“A society that will trade a little liberty for a little order will lose both, and deserve neither.”
You’re not going to see Drug War movies like Traffic made about Ryan Huntsman. He’s not a hotshot local drug dealer or anyone’s fortunate son or some kind of dudecharacter. He’s just an O.C. regular — a white kid from Newport Beach, now attending UC San Diego — who thought he had a little slack. In fact, he’s the kind of person being hit hard by the realities of America’s infatuation with zero tolerance: an ordinary kid who makes ordinary mistakes.
In February 1998, when Huntsman was a senior at Corona del Mar High, he headed out to run some after-school errands for his mom. The Newport Beach police stopped him for blasting the Grateful Dead out of his pickup truck, and during a search of the truck officers found a pipe and a baggie containing remnant amounts of marijuana. There wasn’t even enough for a ticket. Huntsman was free to go.
The cop who made the search, however, reported his findings to the high school authorities, and that is where Huntsman’s nightmare began. The school could make consequences where the law could not. Like thousands of school districts across the country, Newport-Mesa Unified has a zero-tolerance prohibition against drug paraphernalia on school grounds, at school functions, or even driving to or from school. No matter that Huntsman and his mother both asserted that he wasn’t going to or from school. Huntsman was suspended. The kicker was that when the suspension ran out, he was no longer welcome at school, so he was transferred to Newport Harbor High. He had no right of appeal, and the decision was final and effective immediately. It was only 89 days until graduation.

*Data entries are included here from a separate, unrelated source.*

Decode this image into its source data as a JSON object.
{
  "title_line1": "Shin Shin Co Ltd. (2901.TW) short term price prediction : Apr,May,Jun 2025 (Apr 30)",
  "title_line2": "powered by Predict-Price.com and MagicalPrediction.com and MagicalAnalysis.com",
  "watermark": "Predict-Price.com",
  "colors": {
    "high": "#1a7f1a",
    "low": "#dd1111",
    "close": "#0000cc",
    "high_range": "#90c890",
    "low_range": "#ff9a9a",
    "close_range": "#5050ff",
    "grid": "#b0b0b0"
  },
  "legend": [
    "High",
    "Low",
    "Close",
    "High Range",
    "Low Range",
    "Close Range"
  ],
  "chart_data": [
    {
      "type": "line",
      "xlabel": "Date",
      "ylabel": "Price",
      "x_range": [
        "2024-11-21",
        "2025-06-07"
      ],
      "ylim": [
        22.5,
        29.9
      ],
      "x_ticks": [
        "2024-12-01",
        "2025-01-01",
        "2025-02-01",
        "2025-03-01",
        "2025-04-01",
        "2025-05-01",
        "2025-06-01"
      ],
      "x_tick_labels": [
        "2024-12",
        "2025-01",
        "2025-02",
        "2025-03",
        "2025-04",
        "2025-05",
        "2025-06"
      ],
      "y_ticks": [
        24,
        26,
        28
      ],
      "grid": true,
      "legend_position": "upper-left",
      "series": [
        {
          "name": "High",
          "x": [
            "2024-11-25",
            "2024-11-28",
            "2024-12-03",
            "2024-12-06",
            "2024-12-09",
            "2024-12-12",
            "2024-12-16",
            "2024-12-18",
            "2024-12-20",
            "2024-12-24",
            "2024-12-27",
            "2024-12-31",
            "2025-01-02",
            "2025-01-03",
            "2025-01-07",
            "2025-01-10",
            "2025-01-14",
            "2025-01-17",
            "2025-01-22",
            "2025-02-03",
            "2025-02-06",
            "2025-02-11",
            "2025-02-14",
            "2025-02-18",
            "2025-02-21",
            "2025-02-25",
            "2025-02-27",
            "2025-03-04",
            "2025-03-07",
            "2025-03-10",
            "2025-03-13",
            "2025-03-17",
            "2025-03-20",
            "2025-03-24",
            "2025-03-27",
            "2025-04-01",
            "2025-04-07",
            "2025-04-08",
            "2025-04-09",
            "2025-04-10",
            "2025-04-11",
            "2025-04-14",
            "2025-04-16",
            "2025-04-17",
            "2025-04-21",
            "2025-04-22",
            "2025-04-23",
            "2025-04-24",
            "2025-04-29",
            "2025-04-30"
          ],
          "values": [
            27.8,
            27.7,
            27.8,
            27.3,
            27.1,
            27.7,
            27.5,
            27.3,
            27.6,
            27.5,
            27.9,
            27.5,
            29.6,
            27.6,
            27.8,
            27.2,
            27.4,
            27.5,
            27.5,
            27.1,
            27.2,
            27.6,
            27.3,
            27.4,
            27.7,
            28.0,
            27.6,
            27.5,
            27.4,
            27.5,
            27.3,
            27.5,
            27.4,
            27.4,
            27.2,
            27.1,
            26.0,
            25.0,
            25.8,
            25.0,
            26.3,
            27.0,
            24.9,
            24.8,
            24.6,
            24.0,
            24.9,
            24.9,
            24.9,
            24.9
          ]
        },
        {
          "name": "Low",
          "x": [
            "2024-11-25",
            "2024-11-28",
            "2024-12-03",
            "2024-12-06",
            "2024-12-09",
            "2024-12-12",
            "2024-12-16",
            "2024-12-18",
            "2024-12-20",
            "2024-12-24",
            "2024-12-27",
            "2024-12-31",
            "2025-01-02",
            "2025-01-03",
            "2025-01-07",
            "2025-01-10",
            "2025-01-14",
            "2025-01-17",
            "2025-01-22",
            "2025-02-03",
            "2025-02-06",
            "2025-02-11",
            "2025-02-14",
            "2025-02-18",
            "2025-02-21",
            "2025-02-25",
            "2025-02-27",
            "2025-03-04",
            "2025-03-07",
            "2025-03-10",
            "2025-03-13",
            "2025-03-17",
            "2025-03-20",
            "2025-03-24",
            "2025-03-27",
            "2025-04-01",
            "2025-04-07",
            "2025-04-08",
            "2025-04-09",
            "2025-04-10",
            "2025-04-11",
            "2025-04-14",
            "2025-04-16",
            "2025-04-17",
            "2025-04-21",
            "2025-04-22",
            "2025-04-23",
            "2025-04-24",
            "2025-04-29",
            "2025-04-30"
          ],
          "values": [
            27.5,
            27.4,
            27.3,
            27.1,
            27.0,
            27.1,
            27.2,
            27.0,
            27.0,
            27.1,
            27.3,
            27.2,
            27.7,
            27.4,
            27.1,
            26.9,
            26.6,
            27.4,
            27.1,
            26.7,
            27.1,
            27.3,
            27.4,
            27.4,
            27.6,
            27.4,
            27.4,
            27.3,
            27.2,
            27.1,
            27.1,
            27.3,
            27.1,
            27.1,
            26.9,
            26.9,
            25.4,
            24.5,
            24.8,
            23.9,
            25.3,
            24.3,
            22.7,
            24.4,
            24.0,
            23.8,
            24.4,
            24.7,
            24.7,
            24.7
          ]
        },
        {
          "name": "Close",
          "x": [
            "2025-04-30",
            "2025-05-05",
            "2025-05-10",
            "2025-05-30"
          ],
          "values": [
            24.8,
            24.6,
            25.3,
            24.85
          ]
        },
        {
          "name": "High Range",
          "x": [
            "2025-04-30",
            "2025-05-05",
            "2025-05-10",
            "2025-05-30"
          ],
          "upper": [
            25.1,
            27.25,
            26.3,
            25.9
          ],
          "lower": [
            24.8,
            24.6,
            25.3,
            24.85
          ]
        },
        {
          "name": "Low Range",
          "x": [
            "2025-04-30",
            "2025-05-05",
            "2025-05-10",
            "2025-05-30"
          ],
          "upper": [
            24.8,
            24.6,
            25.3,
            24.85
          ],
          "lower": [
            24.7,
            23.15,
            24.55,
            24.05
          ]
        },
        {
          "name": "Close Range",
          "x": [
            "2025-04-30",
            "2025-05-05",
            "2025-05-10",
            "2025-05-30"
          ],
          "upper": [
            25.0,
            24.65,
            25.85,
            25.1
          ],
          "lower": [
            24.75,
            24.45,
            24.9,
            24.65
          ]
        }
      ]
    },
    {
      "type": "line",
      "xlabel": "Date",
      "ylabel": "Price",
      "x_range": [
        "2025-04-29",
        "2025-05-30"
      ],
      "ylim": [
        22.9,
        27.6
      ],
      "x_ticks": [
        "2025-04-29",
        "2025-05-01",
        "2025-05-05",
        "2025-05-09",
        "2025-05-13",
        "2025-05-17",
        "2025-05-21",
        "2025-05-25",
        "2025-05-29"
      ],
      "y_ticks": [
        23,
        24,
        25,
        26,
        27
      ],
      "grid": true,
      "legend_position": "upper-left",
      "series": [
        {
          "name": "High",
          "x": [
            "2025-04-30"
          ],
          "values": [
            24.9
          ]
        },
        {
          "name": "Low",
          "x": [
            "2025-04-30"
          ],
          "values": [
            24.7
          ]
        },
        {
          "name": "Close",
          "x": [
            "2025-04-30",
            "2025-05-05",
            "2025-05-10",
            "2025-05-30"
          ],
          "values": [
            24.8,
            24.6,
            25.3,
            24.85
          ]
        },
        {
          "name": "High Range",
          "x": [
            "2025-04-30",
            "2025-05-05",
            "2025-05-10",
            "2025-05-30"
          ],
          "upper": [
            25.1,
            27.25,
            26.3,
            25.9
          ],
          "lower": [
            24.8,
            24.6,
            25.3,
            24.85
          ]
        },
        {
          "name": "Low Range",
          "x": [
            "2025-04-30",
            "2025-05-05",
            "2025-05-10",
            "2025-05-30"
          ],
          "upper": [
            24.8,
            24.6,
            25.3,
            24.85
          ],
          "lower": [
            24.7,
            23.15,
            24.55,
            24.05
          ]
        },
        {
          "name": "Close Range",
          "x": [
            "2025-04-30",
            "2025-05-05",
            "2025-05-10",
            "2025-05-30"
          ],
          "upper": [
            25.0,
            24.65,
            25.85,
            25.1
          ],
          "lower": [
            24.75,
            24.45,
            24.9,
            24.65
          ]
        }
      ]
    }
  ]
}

Huntsman’s bust landed him on the frontlines in what has become a national war over school discipline and, more broadly, our determination to make hard-line moral choices in an increasingly complex culture. Like hundreds of other students, he found out that school officials could not care less about his character, or the legal right to due process, or about the notion of intent. Since 1994, when Clinton signed the Gun Free Schools Act and zero tolerance became a grade school byword, cases of excess have become almost mundane. There were the two Dayton, Ohio, eighth-graders, Erica Taylor and Kimberly Smartt, expelled in 1996 for taking Midol for menstrual cramps. Or the 7-year-old Queens, New York, boy charged that same year with sexual harassment and suspended from the second grade for kissing (after being invited) a female classmate. Or the infuriating case of Wiley, a deaf boy recently expelled from a junior high in Canton, Texas; he was threatened with criminal prosecution for playing with a piece of small-caliber ammunition found on his playground, even though school officials had found the same ammunition there the week previous and never reported it to parents. Or the case of Brad Monroe, expelled last fall from Edison High in Huntington Beach, California, after school officials searched his truck and found a small pocket knife left there by his older brother, a city lifeguard.
These are just kids, and they’ll probably recover from their encounters with intransigence. But zero tolerance is more than just a tough-sounding quick fix for schools. Over the last 15 years, it has become the way we deal with ambiguity. Zero tolerance solves the problem of humanity by removing the human from the problem: It’s a kind of colorless, odorless solution in which all moral quandary is dissolved — not by deliberate assessment of intent or circumstance, but by rendering all such questions moot. It fuels a War on Drugs that cannot be won, that, indeed, doesn’t even have a definition for winning. It reduces interaction between the sexes in the workplace to a paranoiac limbo of connotation and silence. It prosecutes and jails needle-exchange advocates despite government findings that clean needles cut the rate of HIV transmission by half. It fosters the Peruvian policy of shooting down suspected drug-trafficking planes, which this year killed a missionary’s wife and infant child. It imprisons petty thieves for 25-to-life for boosting a package of AA batteries. It contributes mightily to the 2 million people in U.S. prisons (We’re Number One!) — about a half-million of them nonviolent drug offenders serving long sentences.
Combine fatigue with horror, and you end up with zero tolerance. It’s the product of fear, when the problems are daunting and conventional fixes don’t seem to work. Zero tolerance has made us hostage to paint-by-numbers morality, to political expediency at the expense of real lives and even the truth, to soundbites over sound policy. It has made us a nation of cowards.
Some people try to buck the trend. Carol Monroe not only sued to get her son’s pocket-knife expulsion suspended, but started an Internet support group called Parents Against Zero Tolerance. “The problem is that it’s a one-size-fits-all policy,” she said. “If a kid’s going to walk into school with a gun, that kid is expelled anyway. They don’t need a zero-tolerance policy for that.”